O parlamentar disse que os cálculos da federação apontam para uma bancada entre 105 e 120 deputados federais, o que transformaria o grupo em uma das principais forças do Congresso Nacional. “A estratégia é ter força no Parlamento, na Câmara dos Deputados”, declarou.
Ele também ressaltou que o centro político pode alcançar maioria na Casa ao lado de outras legendas.
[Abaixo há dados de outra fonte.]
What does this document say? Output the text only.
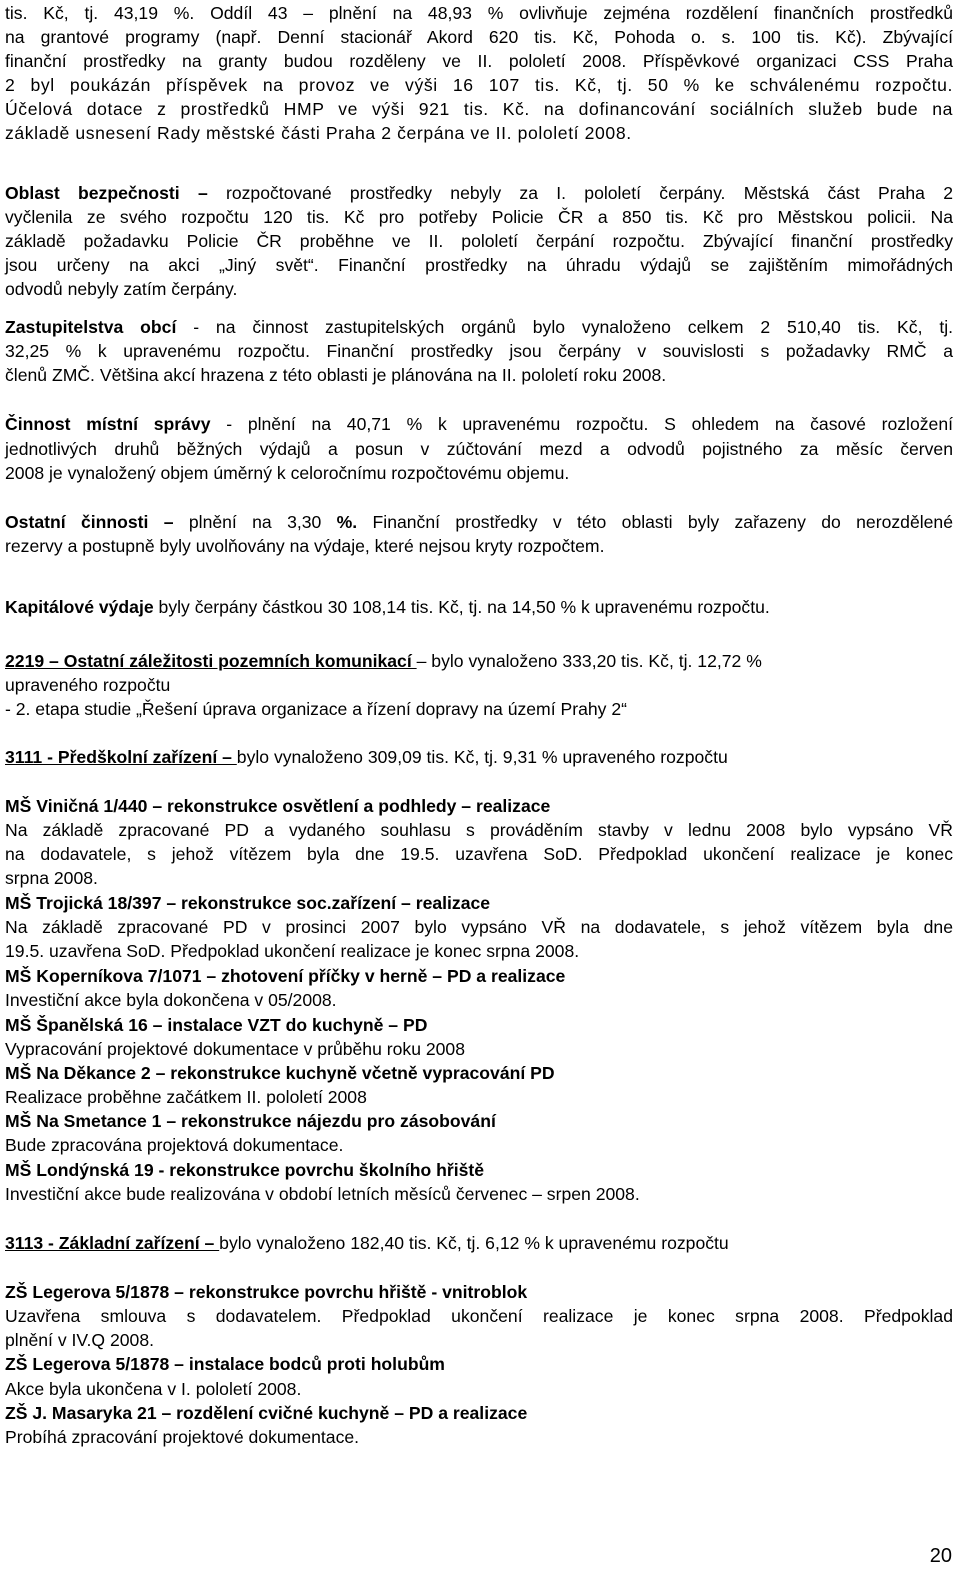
tis. Kč, tj. 43,19 %. Oddíl 43 – plnění na 48,93 % ovlivňuje zejména rozdělení finančních prostředků
na grantové programy (např. Denní stacionář Akord 620 tis. Kč, Pohoda o. s. 100 tis. Kč). Zbývající
finanční prostředky na granty budou rozděleny ve II. pololetí 2008. Příspěvkové organizaci CSS Praha
2 byl poukázán příspěvek na provoz ve výši 16 107 tis. Kč, tj. 50 % ke schválenému rozpočtu.
Účelová dotace z prostředků HMP ve výši 921 tis. Kč. na dofinancování sociálních služeb bude na
základě usnesení Rady městské části Praha 2 čerpána ve II. pololetí 2008.
Oblast bezpečnosti – rozpočtované prostředky nebyly za I. pololetí čerpány. Městská část Praha 2
vyčlenila ze svého rozpočtu 120 tis. Kč pro potřeby Policie ČR a 850 tis. Kč pro Městskou policii. Na
základě požadavku Policie ČR proběhne ve II. pololetí čerpání rozpočtu. Zbývající finanční prostředky
jsou určeny na akci „Jiný svět“. Finanční prostředky na úhradu výdajů se zajištěním mimořádných
odvodů nebyly zatím čerpány.
Zastupitelstva obcí - na činnost zastupitelských orgánů bylo vynaloženo celkem 2 510,40 tis. Kč, tj.
32,25 % k upravenému rozpočtu. Finanční prostředky jsou čerpány v souvislosti s požadavky RMČ a
členů ZMČ. Většina akcí hrazena z této oblasti je plánována na II. pololetí roku 2008.
Činnost místní správy - plnění na 40,71 % k upravenému rozpočtu. S ohledem na časové rozložení
jednotlivých druhů běžných výdajů a posun v zúčtování mezd a odvodů pojistného za měsíc červen
2008 je vynaložený objem úměrný k celoročnímu rozpočtovému objemu.
Ostatní činnosti – plnění na 3,30 %. Finanční prostředky v této oblasti byly zařazeny do nerozdělené
rezervy a postupně byly uvolňovány na výdaje, které nejsou kryty rozpočtem.
Kapitálové výdaje byly čerpány částkou 30 108,14 tis. Kč, tj. na 14,50 % k upravenému rozpočtu.
2219 – Ostatní záležitosti pozemních komunikací – bylo vynaloženo 333,20 tis. Kč, tj. 12,72 %
upraveného rozpočtu
- 2. etapa studie „Řešení úprava organizace a řízení dopravy na území Prahy 2“
3111 - Předškolní zařízení – bylo vynaloženo 309,09 tis. Kč, tj. 9,31 % upraveného rozpočtu
MŠ Viničná 1/440 – rekonstrukce osvětlení a podhledy – realizace
Na základě zpracované PD a vydaného souhlasu s prováděním stavby v lednu 2008 bylo vypsáno VŘ
na dodavatele, s jehož vítězem byla dne 19.5. uzavřena SoD. Předpoklad ukončení realizace je konec
srpna 2008.
MŠ Trojická 18/397 – rekonstrukce soc.zařízení – realizace
Na základě zpracované PD v prosinci 2007 bylo vypsáno VŘ na dodavatele, s jehož vítězem byla dne
19.5. uzavřena SoD. Předpoklad ukončení realizace je konec srpna 2008.
MŠ Koperníkova 7/1071 – zhotovení příčky v herně – PD a realizace
Investiční akce byla dokončena v 05/2008.
MŠ Španělská 16 – instalace VZT do kuchyně – PD
Vypracování projektové dokumentace v průběhu roku 2008
MŠ Na Děkance 2 – rekonstrukce kuchyně včetně vypracování PD
Realizace proběhne začátkem II. pololetí 2008
MŠ Na Smetance 1 – rekonstrukce nájezdu pro zásobování
Bude zpracována projektová dokumentace.
MŠ Londýnská 19 - rekonstrukce povrchu školního hřiště
Investiční akce bude realizována v období letních měsíců červenec – srpen 2008.
3113 - Základní zařízení – bylo vynaloženo 182,40 tis. Kč, tj. 6,12 % k upravenému rozpočtu
ZŠ Legerova 5/1878 – rekonstrukce povrchu hřiště - vnitroblok
Uzavřena smlouva s dodavatelem. Předpoklad ukončení realizace je konec srpna 2008. Předpoklad
plnění v IV.Q 2008.
ZŠ Legerova 5/1878 – instalace bodců proti holubům
Akce byla ukončena v I. pololetí 2008.
ZŠ J. Masaryka 21 – rozdělení cvičné kuchyně – PD a realizace
Probíhá zpracování projektové dokumentace.
20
Na avaliação de Cajado, União Progressista, PL, Republicanos e PSD podem ultrapassar os 257 deputados necessários para formar maioria, o que daria peso decisivo ao bloco nas negociações de governabilidade após as eleições de 2026.
Sobre a sucessão da presidência da Câmara, o deputado considerou prematuro discutir candidaturas, mas reconheceu que o atual presidente Hugo Motta (Republicanos) largaria em vantagem caso decida disputar um novo mandato. “Ele é um quadro valoroso, que tem muita relação com todos nós”, disse.
Questionado sobre a movimentação de prefeitos em direção à base do governo estadual, Cajado afirmou que esse tipo de migração é natural em períodos eleitorais, especialmente quando os municípios recebem obras, convênios e recursos.